It made me laugh and is well worth the download if you have the bandwidth to do so and if you don't - YouTube it


----------



## Ian_m (Jan 9, 2001)

I am sure someone could add a TiVo web module to do the beer/cola function to TiVo web for us UK people left with series ones.


----------



## cwaring (Feb 12, 2002)

What Codec does the original file use? It plays okay on my PC at home but won't play on my Dad's laptop. It's not Divx 'cos I just downloaded that


----------



## ericd121 (Dec 12, 2002)

The only application I could find to play it successfully was *VLC media player*.


----------



## Stimp (Oct 18, 2002)

Excellent Codec Pack that i've found to play everything ive thrown at it. is K-lite.

Can't paste the link to the download due to my post count however a quick search in google for "k-litecodecpack" should be the top link


----------



## alextegg (May 21, 2002)

google for gspot, it is an excellent utility that tells you what codecs you need for any file


----------



## cwaring (Feb 12, 2002)

Found it, downloaded it; no help  "Codec Status Undetermined"


----------



## ...coolstream (Dec 10, 2005)

cwaring said:


> Found it, downloaded it; no help  "Codec Status Undetermined"


Are you referring to http://www.tivo.com/0.11.bluemoon.asp ?

If so, GSpot 2.51 b02 lists the container as 
File Type: 3GPP Media (.3GP) [MP4 compat.]
Mime Type: video/mp4

Testing the file with MS A/V states:
Rendering failed. Following is the error reported by DirectShow:
0x80040241: The source filter for this file could not be loaded.

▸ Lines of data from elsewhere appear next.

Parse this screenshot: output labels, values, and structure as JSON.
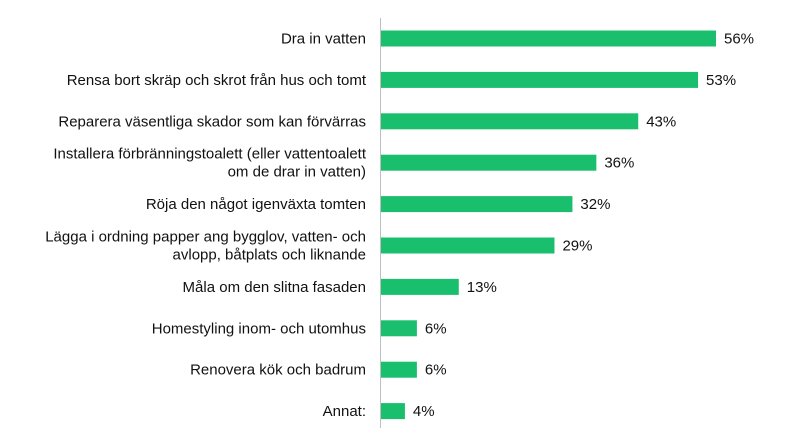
{
  "chart_data": {
    "type": "bar",
    "orientation": "horizontal",
    "categories": [
      "Dra in vatten",
      "Rensa bort skräp och skrot från hus och tomt",
      "Reparera väsentliga skador som kan förvärras",
      "Installera förbränningstoalett (eller vattentoalett om de drar in vatten)",
      "Röja den något igenväxta tomten",
      "Lägga i ordning papper ang bygglov, vatten- och avlopp, båtplats och liknande",
      "Måla om den slitna fasaden",
      "Homestyling inom- och utomhus",
      "Renovera kök och badrum",
      "Annat:"
    ],
    "category_lines": [
      [
        "Dra in vatten"
      ],
      [
        "Rensa bort skräp och skrot från hus och tomt"
      ],
      [
        "Reparera väsentliga skador som kan förvärras"
      ],
      [
        "Installera förbränningstoalett (eller vattentoalett",
        "om de drar in vatten)"
      ],
      [
        "Röja den något igenväxta tomten"
      ],
      [
        "Lägga i ordning papper ang bygglov, vatten- och",
        "avlopp, båtplats och liknande"
      ],
      [
        "Måla om den slitna fasaden"
      ],
      [
        "Homestyling inom- och utomhus"
      ],
      [
        "Renovera kök och badrum"
      ],
      [
        "Annat:"
      ]
    ],
    "values": [
      56,
      53,
      43,
      36,
      32,
      29,
      13,
      6,
      6,
      4
    ],
    "value_labels": [
      "56%",
      "53%",
      "43%",
      "36%",
      "32%",
      "29%",
      "13%",
      "6%",
      "6%",
      "4%"
    ],
    "xlim": [
      0,
      60
    ],
    "unit": "%",
    "bar_color": "#19bf6c",
    "grid": false,
    "legend": "none"
  }
}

I am however, able to play the file with Media Player Classic, which shows the properties as:
Video: MPEG4 Video 480x360 [Apple Video Media Handler (eng)]
Audio: AAC 32000Hz stereo 96Kbps [Apple Sound Media Handler (eng)]

The reference to Apple should be the clue here. I suggest that you also install Quicktime Alternative to get the necessary codecs. (This download will also install/update your Media Player Classic to the latest version).
http://fileforum.betanews.com/detail/QuickTime_Alternative_QT7/1049831315/1


----------